The most general form of the former I can think of is that we cannot according to this view get "outside" our language, as it were look on it from outside. The reason is that the results of all such "viewing" must be expressible in our language. Now this language presupposes in all its uses certain semantical relations (relations of representation) between language and reality. (Otherwise we could not use language in our transactions with reality.) But since these semantical relations are presupposed in each and every use of language, they cannot be expressed in language. Any attempt to do so involves a circularity and hence results in nonsense or tautology.

I am not putting forward these views as being unchallengeable. Indeed, they are challenged by the view of language and its logic as calculus. According to this view we can do all or most of the things the contrary opinion deemed impossible. Among other things, we can think of the representative relationships between language and the world as being varied radically and in a large scale. The point of using the term "calculus" is hence not to compare language to an uninterpreted calculus, a mere game with characters, but to emphasize that language, including our very own home language, is in principle freely reinterpretable like a calculus, at least for the purposes of a semanticist.

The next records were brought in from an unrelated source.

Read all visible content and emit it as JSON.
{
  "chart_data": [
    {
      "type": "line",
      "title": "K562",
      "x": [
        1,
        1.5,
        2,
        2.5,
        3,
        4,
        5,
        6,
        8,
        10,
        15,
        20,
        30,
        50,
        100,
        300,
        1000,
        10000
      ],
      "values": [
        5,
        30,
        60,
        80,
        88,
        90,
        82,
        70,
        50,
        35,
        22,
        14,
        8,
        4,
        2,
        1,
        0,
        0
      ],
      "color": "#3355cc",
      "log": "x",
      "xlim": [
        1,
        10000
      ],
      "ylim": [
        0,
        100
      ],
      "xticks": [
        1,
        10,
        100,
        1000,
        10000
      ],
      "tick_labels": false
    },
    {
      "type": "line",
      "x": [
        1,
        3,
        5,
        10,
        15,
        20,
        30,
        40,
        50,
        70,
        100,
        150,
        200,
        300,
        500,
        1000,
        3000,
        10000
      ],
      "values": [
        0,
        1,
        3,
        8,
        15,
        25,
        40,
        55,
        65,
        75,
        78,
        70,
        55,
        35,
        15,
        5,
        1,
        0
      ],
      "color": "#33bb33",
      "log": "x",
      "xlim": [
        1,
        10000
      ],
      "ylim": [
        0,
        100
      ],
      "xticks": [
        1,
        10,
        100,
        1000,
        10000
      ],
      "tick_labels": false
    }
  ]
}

As van Heijenoort already pointed out, the development of all systematic logical semantics (model theory) thus presupposes some variant of the view of language as calculus. For one of the leading ideas of all model theory is to vary the interpretation of some part of the language in question in a way the view of language as medium does not countenance. As we saw, the stronger forms of this view even forbid saying anything significant and nonvacuous about the basic semantical relationships (relationships of naming, reference, or otherwise named representation)." (pp. 716-717)

Notes

(I) Isaiah Berlin. The Hedgehog and the Fox. London, 1957.

(2) Jean Van Heijenoort, "Logic as Language and Logic as Calculus". Synthese. vol. 17 (1967). pp. 324-330.

From: Jaakko Hintikka, "Frege's Hidden Semantics", Revue Internationale de Philosophie 33, 1979, pp. 716-722.